Yeonjun groans. Then he makes him.
This kiss is less nervous, more exploratory. Hands come up to caress jaws, thread through hair, they press closer together. Another flutter down Yeonjun’s spine—this time it’s Soobin’s fingers, stroking him like he’s delicate. Like they have all the time in the world. He guesses they do.
When they pull back, Yeonjun’s chin trembles.
Soobin’s eyes widen. “Are you gonna cry?”
Yeonjun punches him in the shoulder, but it’s weak. Soobin is right—a weird, strangled sob slips out of his mouth. “You don’t know how long,” he chokes out. “How long I’ve been waiting for this. For you. Before my First Sight, even. For as long as I can remember, I’ve dreamt of it.”
Soobin laughs again, a wonderful, musical thing. Not in amusement but in awe. Not because it’s funny but because he’s joyous. He pulls Yeonjun closer to him again. “Well, I’m here now. I’m here.”
And he is.
Soobin leans down and kisses Yeonjun again, because he can. Kisses Yeonjun’s face like he’s delicate, mouths over his tears like they’re holy water. His breath fans over Yeonjun’s upper lip, and even that is sweet, like every part of Soobin was made for him to love. “Is it as good as you dreamed?”
“Better,” Yeonjun cries. “And for you?”
“Is it good?”
“Did you dream of me?”
“Oh, Hyung. Yeonjunnie,” Soobin says, holding his face like it’s the most precious thing in the world. “I’m dreaming of you even when you’re standing right in front of me.”
And he is.
*
When they all get breakfast the next morning, Taehyun and Beomgyu admit that they had taken bets on how long it would take the two of them to put it together. “I really thought it’d be next semester,” Beomgyu says, shaking his head at the two of them.

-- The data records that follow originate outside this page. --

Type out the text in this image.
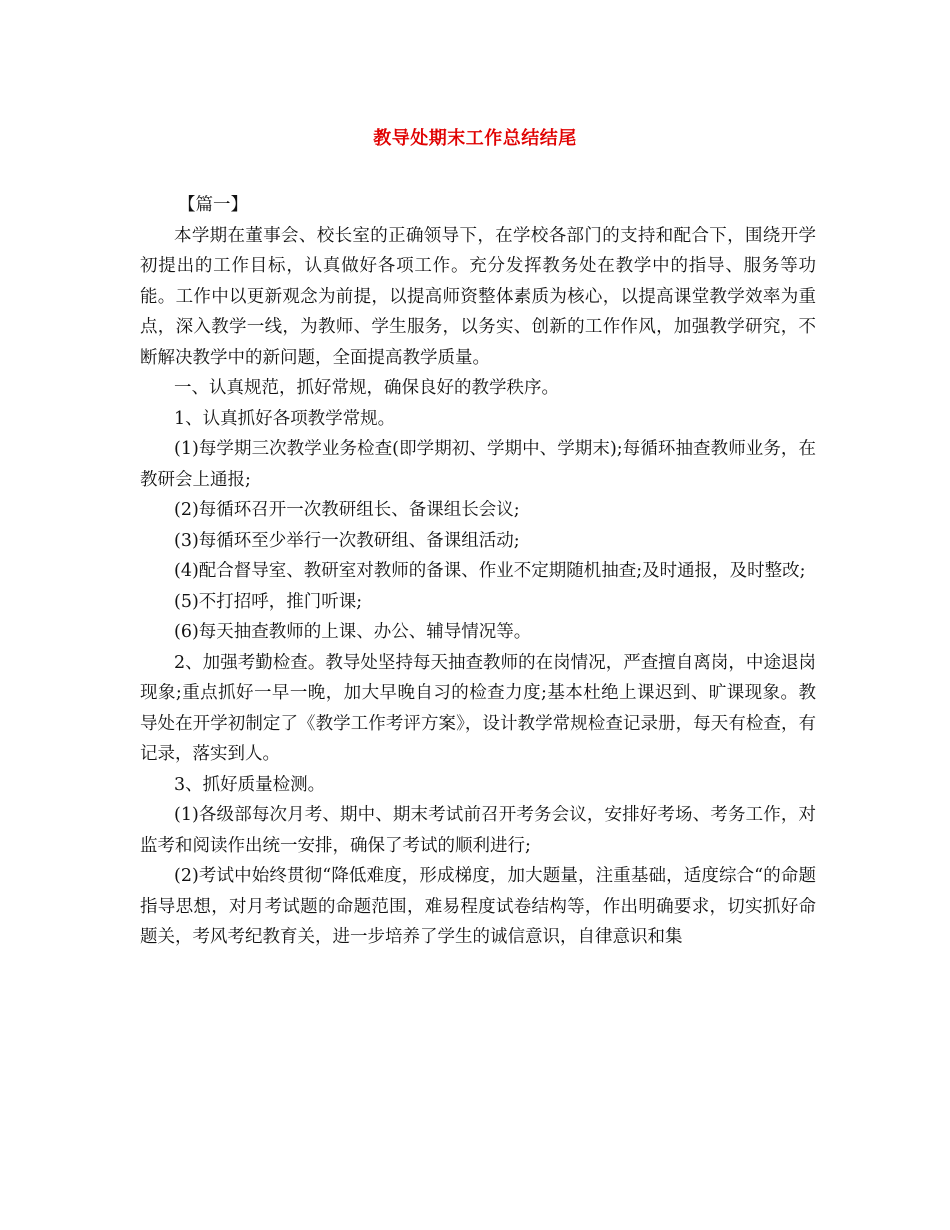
教导处期末工作总结结尾

【篇一】

本学期在董事会、校长室的正确领导下，在学校各部门的支持和配合下，围绕开学初提出的工作目标，认真做好各项工作。充分发挥教务处在教学中的指导、服务等功能。工作中以更新观念为前提，以提高师资整体素质为核心，以提高课堂教学效率为重点，深入教学一线，为教师、学生服务，以务实、创新的工作作风，加强教学研究，不断解决教学中的新问题，全面提高教学质量。

一、认真规范，抓好常规，确保良好的教学秩序。

1、认真抓好各项教学常规。

(1)每学期三次教学业务检查(即学期初、学期中、学期末);每循环抽查教师业务，在教研会上通报;

(2)每循环召开一次教研组长、备课组长会议;

(3)每循环至少举行一次教研组、备课组活动;

(4)配合督导室、教研室对教师的备课、作业不定期随机抽查;及时通报，及时整改;

(5)不打招呼，推门听课;

(6)每天抽查教师的上课、办公、辅导情况等。

2、加强考勤检查。教导处坚持每天抽查教师的在岗情况，严查擅自离岗，中途退岗现象;重点抓好一早一晚，加大早晚自习的检查力度;基本杜绝上课迟到、旷课现象。教导处在开学初制定了《教学工作考评方案》，设计教学常规检查记录册，每天有检查，有记录，落实到人。

3、抓好质量检测。

(1)各级部每次月考、期中、期末考试前召开考务会议，安排好考场、考务工作，对监考和阅读作出统一安排，确保了考试的顺利进行;

(2)考试中始终贯彻“降低难度，形成梯度，加大题量，注重基础，适度综合“的命题指导思想，对月考试题的命题范围，难易程度试卷结构等，作出明确要求，切实抓好命题关，考风考纪教育关，进一步培养了学生的诚信意识，自律意识和集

Taehyun whoops. “Too bad, pay up.”
Kai says, “Of course you’re a Pair. You’re both such idiots that it makes perfect sense. You’re made for each other.”
“Hey,” Soobin protests. “If I was the Half with the Sight I would’ve found Yeonjun immediately.”

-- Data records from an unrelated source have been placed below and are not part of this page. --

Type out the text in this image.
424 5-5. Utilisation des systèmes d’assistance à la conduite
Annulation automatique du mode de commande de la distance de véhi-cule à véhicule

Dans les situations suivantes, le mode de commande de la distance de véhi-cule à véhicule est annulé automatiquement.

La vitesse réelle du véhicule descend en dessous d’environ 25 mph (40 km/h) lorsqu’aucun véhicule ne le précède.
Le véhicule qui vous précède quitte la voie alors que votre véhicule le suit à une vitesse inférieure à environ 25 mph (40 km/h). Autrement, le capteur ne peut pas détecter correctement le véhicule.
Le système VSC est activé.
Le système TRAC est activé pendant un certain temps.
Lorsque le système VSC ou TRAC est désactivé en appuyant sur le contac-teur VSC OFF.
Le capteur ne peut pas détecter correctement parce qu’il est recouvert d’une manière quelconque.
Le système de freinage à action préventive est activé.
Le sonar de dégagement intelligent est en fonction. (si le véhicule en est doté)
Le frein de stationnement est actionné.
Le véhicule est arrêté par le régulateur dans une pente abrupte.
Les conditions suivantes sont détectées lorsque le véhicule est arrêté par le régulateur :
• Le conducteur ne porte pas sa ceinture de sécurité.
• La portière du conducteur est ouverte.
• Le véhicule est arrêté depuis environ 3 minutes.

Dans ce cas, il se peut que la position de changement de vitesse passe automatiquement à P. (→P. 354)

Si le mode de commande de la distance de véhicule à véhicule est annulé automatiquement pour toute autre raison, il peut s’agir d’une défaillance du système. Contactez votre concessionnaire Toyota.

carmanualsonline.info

Yeonjun glares at him. “It’s not that easy!”
Soobin is smiling, though. He tangles his fingers with Yeonjun’s under the table.“I know, I know.”
Yeonjun can’t help but smile back. There are just some things about being a Pair that are easier to experience than to watch. Like the way Yeonjun can’t seem to not smile whenever Soobin meets his eyes, or the tinge of anxiety that goes up his neck unless he can be touching Soobin in some capacity at all times. It’s overwhelming, sometimes too much. Most of the time, it’s just enough. You don’t know until you know. Now, Yeonjun knows.

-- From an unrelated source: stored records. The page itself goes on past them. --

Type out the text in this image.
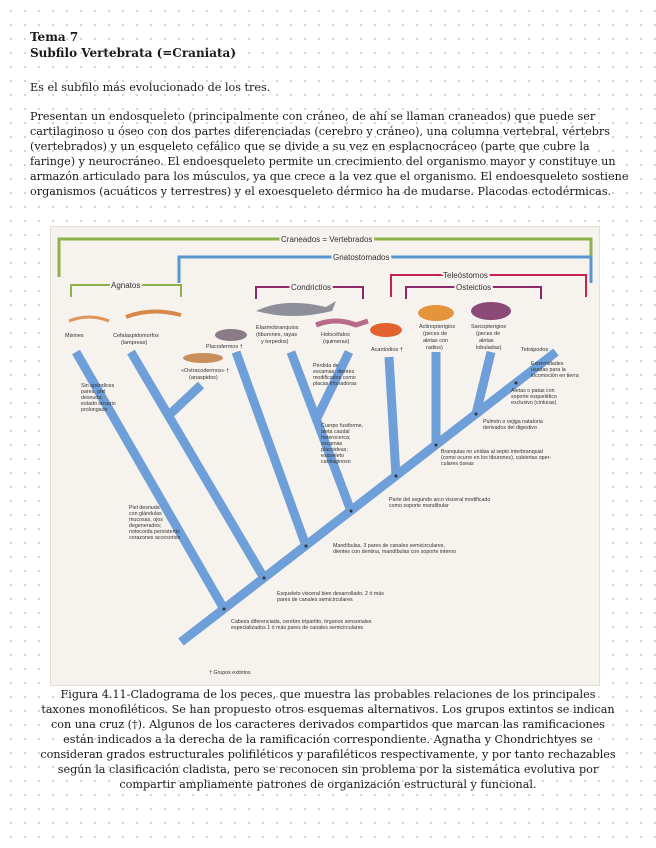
Tema 7
Subfilo Vertebrata (=Craniata)
Es el subfilo más evolucionado de los tres.
Presentan un endosqueleto (principalmente con cráneo, de ahí se llaman craneados) que puede ser cartilaginoso u óseo con dos partes diferenciadas (cerebro y cráneo), una columna vertebral, vértebrs (vertebrados) y un esqueleto cefálico que se divide a su vez en esplacnocráceo (parte que cubre la faringe) y neurocráneo. El endoesqueleto permite un crecimiento del organismo mayor y constituye un armazón articulado para los músculos, ya que crece a la vez que el organismo. El endoesqueleto sostiene organismos (acuáticos y terrestres) y el exoesqueleto dérmico ha de mudarse. Placodas ectodérmicas.
Craneados = Vertebrados
Gnatostomados
Teleóstomos
Agnatos	Condrictios	Osteictios
Mixines	Cefalaspidomorfos
(lampreas)
«Ostracodermos» †
(anaspidos)
Placodermos †
Elasmobranquios
(tiburones, rayas
y torpedos)
Holocéfalos
(quimeras)
Acantodios †
Actinopterigios
(peces de
aletas con
radios)
Sarcopterigios
(peces de
aletas
lobuladas)	Tetrápodos
Sin apéndices
pares, piel
desnuda;
estado larvario
prolongado
Piel desnuda
con glándulas
mucosas, ojos
degenerados;
notocorda persistente
corazones accesorios
Pérdida de
escamas; dientes
modificados como
placas trituradoras
Cuerpo fusiforme,
aleta caudal
heterocerca;
escamas
placoideas;
esqueleto
cartilaginoso
Extremidades
usadas para la
locomoción en tierra
Aletas o patas con
soporte esquelético
exclusivo (cinturas)
Pulmón o vejiga natatoria
derivados del digestivo
Branquias no unidas al septo interbranquial
(como ocurre en los tiburones), cubiertas oper-
culares óseas
Parte del segundo arco visceral modificado
como soporte mandibular
Mandíbulas, 3 pares de canales semicirculares,
dientes con dentina, mandíbulas con soporte interno
Esqueleto visceral bien desarrollado, 2 ó más
pares de canales semicirculares
Cabeza diferenciada, cerebro tripartito, órganos sensoriales
especializados 1 ó más pares de canales semicirculares
† Grupos extintos
Figura 4.11-Cladograma de los peces, que muestra las probables relaciones de los principales taxones monofiléticos. Se han propuesto otros esquemas alternativos. Los grupos extintos se indican con una cruz (†). Algunos de los caracteres derivados compartidos que marcan las ramificaciones están indicados a la derecha de la ramificación correspondiente. Agnatha y Chondrichtyes se consideran grados estructurales polifiléticos y parafiléticos respectivamente, y por tanto rechazables según la clasificación cladista, pero se reconocen sin problema por la sistemática evolutiva por compartir ampliamente patrones de organización estructural y funcional.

Or maybe that’s just Soobin. Yeonjun’s sweet, sweet Soobin who is actually his now. Forever. The honeymoon phase goes away, is what everybody says, but Yeonjun can’t imagine a day where Soobin will look at him and his traitorous heart won’t skip a beat. He likes it that way. He squeezes Soobin’s hand back.
Maybe they’re doing a bad job at being subtle, because the others make disgusted faces at them. Yeonjun is sure to bring up Taehyun and Beomgyu’s own post-First-Sight adventures. They were much, much worse. And then he wrestles Kai into a headlock, taller than him or not, and assures the younger, “You’re next.”
Soobin laughs loudly at his antics, watching him with something like love in his eyes. Like the books, the movies, the songs. Yeonjun knows now—yeah, his life is full of love. So, what’s a little more?